James Richard Harden
- Bats Left, Throws Right
- Height 6' 1", Weight 180 lb.
- School Central Arizona College
- High School Claremont Secondary School
- Debut July 21, 2003
- Final Game September 25, 2011
- Born November 30, 1981 in Victoria, BC CAN
Rich Harden was a right-handed pitcher whose best seasons came for the Oakland Athletics. Born in the Canadian province of British Columbia, Harden went to school at Central Arizona College and was selected in the 17th round of the 2000 amateur draft. He had four very good pitches: a fastball, a splitter, a slider, and a change. Effective when healthy, injuries cost him significant time from 2005-2007. One of those injuries was a battle with shoulder soreness that caused him to miss the majority of the 2007 season.
Harden signed in May of 2001 and the Athletics sent him to the single-A Vancouver Canadians, where he made an immediate impact. He posted a 3.39 ERA and struck out 100 batters in just 74 1/3 innings. Harden was named "Athletics Minor League Player of the Year" in 2002, after he won 12 games between single-A and double-A, while striking out a total of 187 hitters. It proved to be Harden's last full season in the minors.

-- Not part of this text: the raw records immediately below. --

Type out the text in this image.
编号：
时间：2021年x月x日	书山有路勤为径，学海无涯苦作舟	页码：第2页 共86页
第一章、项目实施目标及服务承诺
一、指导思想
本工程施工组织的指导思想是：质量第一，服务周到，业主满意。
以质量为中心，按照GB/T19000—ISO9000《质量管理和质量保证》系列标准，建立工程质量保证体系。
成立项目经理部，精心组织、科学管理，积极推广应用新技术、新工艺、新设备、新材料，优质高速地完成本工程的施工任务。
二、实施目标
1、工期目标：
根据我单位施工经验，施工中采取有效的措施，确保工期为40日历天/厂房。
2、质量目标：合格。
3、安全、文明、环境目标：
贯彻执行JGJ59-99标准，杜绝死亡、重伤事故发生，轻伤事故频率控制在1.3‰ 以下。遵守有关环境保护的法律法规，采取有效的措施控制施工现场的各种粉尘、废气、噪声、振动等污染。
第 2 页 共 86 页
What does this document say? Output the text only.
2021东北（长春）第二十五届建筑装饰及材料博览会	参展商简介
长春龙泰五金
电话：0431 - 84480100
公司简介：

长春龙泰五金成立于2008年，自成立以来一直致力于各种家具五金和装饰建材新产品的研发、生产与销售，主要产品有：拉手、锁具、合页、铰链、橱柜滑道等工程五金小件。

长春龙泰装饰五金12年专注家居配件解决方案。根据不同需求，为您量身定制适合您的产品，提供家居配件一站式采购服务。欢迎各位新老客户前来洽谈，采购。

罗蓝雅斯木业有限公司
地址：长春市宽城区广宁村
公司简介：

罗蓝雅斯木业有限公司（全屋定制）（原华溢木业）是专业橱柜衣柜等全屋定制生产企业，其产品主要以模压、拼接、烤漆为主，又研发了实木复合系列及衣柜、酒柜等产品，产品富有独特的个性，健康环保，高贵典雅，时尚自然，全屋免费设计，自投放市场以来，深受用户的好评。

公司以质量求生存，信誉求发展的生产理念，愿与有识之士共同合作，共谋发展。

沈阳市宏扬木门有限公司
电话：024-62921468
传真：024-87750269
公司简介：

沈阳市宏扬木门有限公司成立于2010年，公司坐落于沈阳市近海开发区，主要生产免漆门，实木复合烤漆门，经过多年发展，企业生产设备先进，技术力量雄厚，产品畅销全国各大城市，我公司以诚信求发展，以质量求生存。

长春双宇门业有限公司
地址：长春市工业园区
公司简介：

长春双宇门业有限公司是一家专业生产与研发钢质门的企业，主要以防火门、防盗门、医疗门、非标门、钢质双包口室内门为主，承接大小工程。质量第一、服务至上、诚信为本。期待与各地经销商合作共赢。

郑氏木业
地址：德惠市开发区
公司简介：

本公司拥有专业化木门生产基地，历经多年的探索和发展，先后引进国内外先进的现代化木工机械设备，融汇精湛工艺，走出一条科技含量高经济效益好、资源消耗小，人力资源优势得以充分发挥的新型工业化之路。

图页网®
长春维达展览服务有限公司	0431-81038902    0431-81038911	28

The Canadian was a starting pitcher for the World Team in the 2003 Futures Game; he allowed one run in an inning of work. After pitching well in the upper minor league levels in 2003, the A's called on Harden to start against the Kansas City Royals on July 21st. He gave up just one run in seven innings and struck out four in his major league debut. Harden went on to win his next three starts before losing to Esteban Loaiza and the Chicago White Sox. The young righty finished his rookie season with a 5-4 record and a 4.46 ERA.
Harden won 11 games as a 22-year-old in 2004. He recorded 167 strikeouts in 189 2/3 innings, posted a 3.99 ERA, and won eight games in the season's second half. The injury bug bit Harden in 2005, as he missed a good deal of time with an injured oblique muscle. He put up good numbers while healthy, earning a 10-5 record and a 2.53 ERA. Harden pitched two complete games in 2005, both against the Texas Rangers. He missed a third complete game by one out.
A multitude of injuries sidelined Harden in 2006. He started the season 3-0 but went to the DL with a strained lower back. He returned for a game in June, but had to return to the DL with a strained ligament in his arm. Harden appeared for the A's late in the season, even making a playoff start, but did not appear to be at full strength.
Harden made three tremendous starts in April of 2007, giving up just three runs in 19 innings while striking out 20 batters. He then sat out all of May and most of June with a sore shoulder. He was back with the squad in late June to work in relief. He made one start before falling back to the disabled list with a strain in his right shoulder.
In July 2008, Harden was traded with Chad Gaudin to the Chicago Cubs for Sean Gallagher, infielder Eric Patterson, outfielder Matt Murton and catching prospect Josh Donaldson. He had been 5-1, 2.34 in 13 starts for the A's, the went 5-1 again, with a 1.77 ERA in 12 starts for the Cubs, for a combined mark of 10-2, 2.07. In 148 innings, he gave up just 96 hits while striking out a whopping 181 batters. However, when he started Game 3 of the NLDS against the Los Angeles Dodgers on October 4th, he gave up 3 runs in 4 1/3 innings and was charged with the 3-1 loss, ending the year on a sour note. Because of his recent history of injuries, he declined an offer to pitch for Team Canada in the 2009 World Baseball Classic. With the Cubs in 2009, he was 9-9, 4.09 in 26 starts, with 171 Ks in 141 innings, as the Cubs failed to return to the postseason.
Harden signed as a free agent with the Texas Rangers in 2010, but he was limited to 20 appearances, during which he went 5-5, 5.58. The fact that he struck out only 75 batters in 92 innings indicated that he did not have his customary stuff. The Rangers reached the World Series for the first time in team history that year, but he was not on the postseason roster. He then returned to the Oakland A's for the 2011 season, but he continued to struggle, with a record of 4-4, 5.12 in 15 starts. He signed with the Minnesota Twins for 2012 but failed to make the team and retired.